03:59 pm - If a book has anything to say, it burns with a quiet laugh…
Originally published in Czechoslovakia in 1976, Too Loud a Solitude by Bohumil Hrabal tells the story of Hanta, a man who has spent thirty-five years compacting wastepaper with a hydraulic press. He spends his days in a cellar full of every kind of paper product: blood-soaked butcher's paper, newspapers, encyclopedias, rare editions of the classics of philosophy and literature. Although Hanta seems to have no (or very little) formal education, he has an infinite capacity to be moved by the written word. He saves the books that pass through his cellar, taking them home and filling his little apartment with them until his apartment comes to resemble his mind--filled to bursting with works by Kafka and Camus, Sophocles and Lao-tzu.

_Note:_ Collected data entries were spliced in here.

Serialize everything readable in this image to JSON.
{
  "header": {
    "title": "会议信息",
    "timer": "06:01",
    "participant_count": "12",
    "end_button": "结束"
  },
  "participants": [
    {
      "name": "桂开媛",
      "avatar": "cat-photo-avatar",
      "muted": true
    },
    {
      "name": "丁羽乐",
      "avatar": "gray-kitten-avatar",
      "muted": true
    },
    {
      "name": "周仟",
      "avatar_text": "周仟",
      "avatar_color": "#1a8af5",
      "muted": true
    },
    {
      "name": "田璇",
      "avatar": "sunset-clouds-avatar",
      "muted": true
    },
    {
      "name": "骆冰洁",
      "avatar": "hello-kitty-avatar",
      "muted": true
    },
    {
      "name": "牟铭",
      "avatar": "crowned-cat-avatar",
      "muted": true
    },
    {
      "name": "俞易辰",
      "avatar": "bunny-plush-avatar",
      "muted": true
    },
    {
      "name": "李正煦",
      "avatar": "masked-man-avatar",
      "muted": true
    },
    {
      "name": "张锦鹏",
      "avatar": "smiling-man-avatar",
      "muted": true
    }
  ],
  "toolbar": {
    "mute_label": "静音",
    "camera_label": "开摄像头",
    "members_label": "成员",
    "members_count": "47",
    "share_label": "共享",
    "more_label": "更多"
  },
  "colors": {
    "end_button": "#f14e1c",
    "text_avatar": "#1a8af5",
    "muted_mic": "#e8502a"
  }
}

Too Loud a Solitude is a short book--only a hundred pages--and there is very little plot. Instead, it takes the form of Hanta's lament: a lament for the books and paper he's forced to destroy, for the mice who build homes inside his piles of wastepaper and end up crushed by his press, for the two lost loves of his youth whom we see in dream-like snatches of memory, and eventually, once Hanta and his press have been replaced by the Brigade of Socialist Labor and their high-tech crushing machine, for his own lost way of life.

It's a strange little book, and it didn't rouse any particular passion in me, but there is a sort of beauty in it. Hrabal's descriptive writing can be very effective; it's only after he has shown us the clean, uniformed workers of the Brigade of Socialist Labor and the sterile efficiency of their workplace that we realize the true beauty of Hanta's dark cellar with its mounds of decaying paper, and of Hanta's strange and intense relationship with the books that come into it. It reminds me a bit of Michael Ondaatje's In the Skin of a Lion. In both books, the images carry all the power while the details of plot and character fade into the background.

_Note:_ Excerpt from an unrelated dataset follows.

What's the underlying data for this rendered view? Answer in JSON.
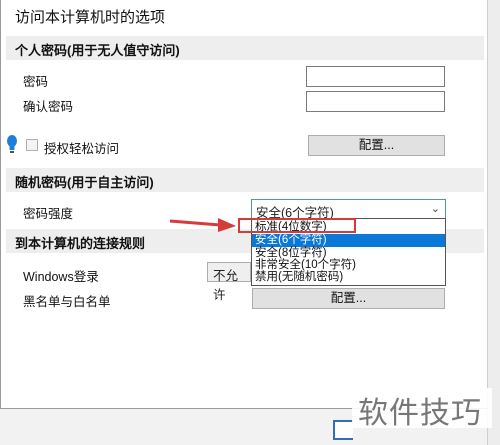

Although I haven't really loved either of the books by Hrabal that I've read, I think I liked this one better than I Served the King of England. In many ways they two books are opposites. I Served the King of England is full of plot--one madcap event after another, piled up on top of each other until the story becomes impossible to believe. Hrabal's writing style seems better suited to the dreamy, imagistic world of Too Loud a Solitude.

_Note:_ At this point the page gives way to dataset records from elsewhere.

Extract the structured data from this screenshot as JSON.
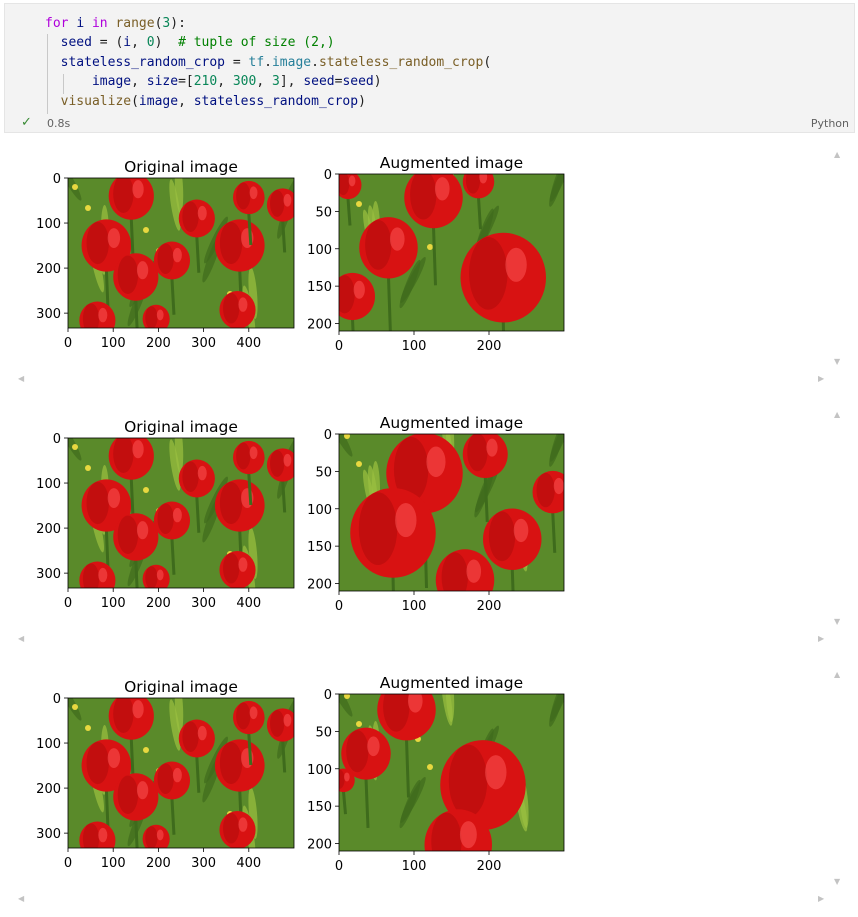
{
  "code_cell": {
    "lines": [
      [
        {
          "t": "for ",
          "c": "k"
        },
        {
          "t": "i ",
          "c": "v"
        },
        {
          "t": "in ",
          "c": "k"
        },
        {
          "t": "range",
          "c": "f"
        },
        {
          "t": "(",
          "c": ""
        },
        {
          "t": "3",
          "c": "n"
        },
        {
          "t": "):",
          "c": ""
        }
      ],
      [
        {
          "t": "  seed",
          "c": "v"
        },
        {
          "t": " = (",
          "c": ""
        },
        {
          "t": "i",
          "c": "v"
        },
        {
          "t": ", ",
          "c": ""
        },
        {
          "t": "0",
          "c": "n"
        },
        {
          "t": ")  ",
          "c": ""
        },
        {
          "t": "# tuple of size (2,)",
          "c": "c"
        }
      ],
      [
        {
          "t": "  stateless_random_crop",
          "c": "v"
        },
        {
          "t": " = ",
          "c": ""
        },
        {
          "t": "tf",
          "c": "m"
        },
        {
          "t": ".",
          "c": ""
        },
        {
          "t": "image",
          "c": "m"
        },
        {
          "t": ".",
          "c": ""
        },
        {
          "t": "stateless_random_crop",
          "c": "f"
        },
        {
          "t": "(",
          "c": ""
        }
      ],
      [
        {
          "t": "      image",
          "c": "v"
        },
        {
          "t": ", ",
          "c": ""
        },
        {
          "t": "size",
          "c": "v"
        },
        {
          "t": "=[",
          "c": ""
        },
        {
          "t": "210",
          "c": "n"
        },
        {
          "t": ", ",
          "c": ""
        },
        {
          "t": "300",
          "c": "n"
        },
        {
          "t": ", ",
          "c": ""
        },
        {
          "t": "3",
          "c": "n"
        },
        {
          "t": "], ",
          "c": ""
        },
        {
          "t": "seed",
          "c": "v"
        },
        {
          "t": "=",
          "c": ""
        },
        {
          "t": "seed",
          "c": "v"
        },
        {
          "t": ")",
          "c": ""
        }
      ],
      [
        {
          "t": "  visualize",
          "c": "f"
        },
        {
          "t": "(",
          "c": ""
        },
        {
          "t": "image",
          "c": "v"
        },
        {
          "t": ", ",
          "c": ""
        },
        {
          "t": "stateless_random_crop",
          "c": "v"
        },
        {
          "t": ")",
          "c": ""
        }
      ]
    ],
    "status_icon": "check-icon",
    "exec_time": "0.8s",
    "language": "Python"
  },
  "outputs": [
    {
      "original": {
        "title": "Original image",
        "xticks": [
          "0",
          "100",
          "200",
          "300",
          "400"
        ],
        "yticks": [
          "0",
          "100",
          "200",
          "300"
        ]
      },
      "augmented": {
        "title": "Augmented image",
        "xticks": [
          "0",
          "100",
          "200"
        ],
        "yticks": [
          "0",
          "50",
          "100",
          "150",
          "200"
        ]
      }
    },
    {
      "original": {
        "title": "Original image",
        "xticks": [
          "0",
          "100",
          "200",
          "300",
          "400"
        ],
        "yticks": [
          "0",
          "100",
          "200",
          "300"
        ]
      },
      "augmented": {
        "title": "Augmented image",
        "xticks": [
          "0",
          "100",
          "200"
        ],
        "yticks": [
          "0",
          "50",
          "100",
          "150",
          "200"
        ]
      }
    },
    {
      "original": {
        "title": "Original image",
        "xticks": [
          "0",
          "100",
          "200",
          "300",
          "400"
        ],
        "yticks": [
          "0",
          "100",
          "200",
          "300"
        ]
      },
      "augmented": {
        "title": "Augmented image",
        "xticks": [
          "0",
          "100",
          "200"
        ],
        "yticks": [
          "0",
          "50",
          "100",
          "150",
          "200"
        ]
      }
    }
  ],
  "colors": {
    "tulip_red": "#d81212",
    "tulip_dark": "#9c0a0a",
    "foliage": "#5a8a2a",
    "foliage_light": "#9bc040",
    "flower_yellow": "#e8d840"
  }
}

Sometimes I think that the best part of finishing a book is getting to decide what to read next. I took a long, rainy walk to the library this morning and came home with three books that I'm excited about: The Snapper by Roddy Doyle (sequel of sorts to The Commitments), A Single Man by Christopher Isherwood, and Life Times, a big volume of collected stories by Nadine Gordimer. I think I'll start with the Roddy Doyle because I feel like I haven't quite pulled out of my Palace Walk-induced reading funk, so I could do with something quick and funny.